El socioliberalismo de Ciudadanos

Hace años la hija de un querido amigo, que por aquel entonces tendría quince o dieciséis años, en uno de sus habituales debates, le espetó a su padre: “tú eres un conservador de izquierdas y yo soy una progresista de derechas”. 

Cuando me lo contó mi amigo me partí de risa. Él se mostró ofendido y cuanto más insistía en el tema, más me reía yo. Sucedió hace unos cuantos años y no lo he olvidado. Hoy aquella joven es una mujer muy inteligente y con enormes capacidades.

Esta anécdota me viene a la cabeza leyendo un artículo de Nicanor García, Portavoz de Ciudadanos en la Junta General del Principado de Asturias, en La Nueva España.

El portavoz de Ciudadanos nos habla de liberalismo y progreso desde un “enfoque socioliberal, o liberal progresista”. Pues vale. Cada uno puede definirse como quiera. Ahora bien, a mí me asaltan unas cuantas dudas con las afirmaciones del portavoz de Ciudadanos.

Nicanor García empieza hablándonos de superar viejas formas y para ello acude al referente de Macron. Eso sí, sin dejar de recordarnos que Francia es un país de revoluciones.

Pues sí señor, lo es y además gracias a ellas nuestras democracias son lo que son. Aunque ese espejo en el que se mira Nicanor García no sé si será muy adecuado. No es por nada especial, lo digo vistas las últimas encuestas sobre la popularidad del presidente francés en las  que ha descendido en diez puntos en un mes. El anuncio de los planes para el sistema fiscal y la reforma de las leyes laborales han contribuido de manera rotunda a este descenso.

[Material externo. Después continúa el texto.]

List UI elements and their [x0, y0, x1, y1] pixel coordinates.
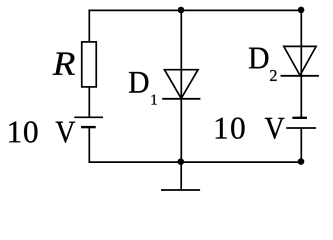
- label D1: [129, 72, 157, 105]
- battery V2 long positive plate: [286, 127, 316, 129]
- wire: top rail: [88, 9, 302, 11]
- label 10 V (battery V1 value): [9, 121, 75, 142]
- resistor R: [82, 42, 97, 87]
- label D2: [249, 48, 277, 81]
- wire: battery V2 to bottom rail: [300, 128, 302, 163]
- junction: bottom right corner node: [298, 158, 305, 165]
- wire: right branch (top rail through D2 to battery V2): [300, 10, 302, 117]
- label R: [53, 53, 75, 75]
- battery V2 short negative plate: [292, 117, 307, 119]
- junction: top right corner node: [298, 7, 305, 14]
- wire: battery V1 to bottom rail: [88, 127, 90, 163]
- wire: D1 branch vertical: [180, 10, 182, 162]
- junction: bottom node of D1 branch: [178, 158, 185, 165]
- battery V1 long positive plate: [74, 116, 103, 118]
- diode D1: [162, 70, 200, 99]
- junction: top node of D1 branch: [178, 7, 185, 14]
- diode D2: [281, 46, 319, 75]
- wire: left branch top (rail to resistor): [88, 10, 90, 43]
- ground: [161, 162, 200, 190]
- wire: bottom rail: [88, 161, 302, 163]
- label 10 V (battery V2 value): [216, 118, 285, 139]
- battery V1 short negative plate: [81, 126, 96, 128]
- wire: resistor to battery V1: [88, 87, 90, 117]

Visto esto me reafirmo en que no parece muy buen ejemplo. Si al portavoz de Ciudadanos le sirve pues nada, allá él.

Nos habla, Nicanor García, de una sociedad excesivamente funcionarizada. Este cantar no es nuevo. Esta afirmación, negada por muchos, no explica por donde piensa recortar el número de funcionarios. ¿Personal sanitario? Pero si estamos viendo que no se pueden cubrir ni las jubilaciones de médicos. ¿Jueces? Cuando todos estamos de acuerdo en que sí la Justicia es muy lenta es por falta de personal. ¿Profesores? Oiga que las aulas están saturadas de alumnos.

¿Me quiere explicar en donde metemos tijera? Esa pregunta no la responde Nicanor García. Aunque lo que quiere decir, pero no dice  -y no hay que ser adivino - es que está pensando en privatizar aún más los servicios públicos. Así de claro.

Se refiere también en su artículo el portavoz de Ciudadanos a la “transición del mercado laboral hacia la era de la tecnología digital, imparable en un mundo globalizado”.

Es innegable el empuje de la tecnología digital, pero no hay que olvidar otras industrias ni el mucho menos el mundo rural, que está a punto de extinguirse en nuestro país.

Confirma, Nicanor García, que el PP “pone todas las trabas posibles” en la lucha contra la corrupción y para su desgracia -así lo da a entender - “hemos tenido que pactar con el PSOE y Podemos”. Es una desgracia, desde luego.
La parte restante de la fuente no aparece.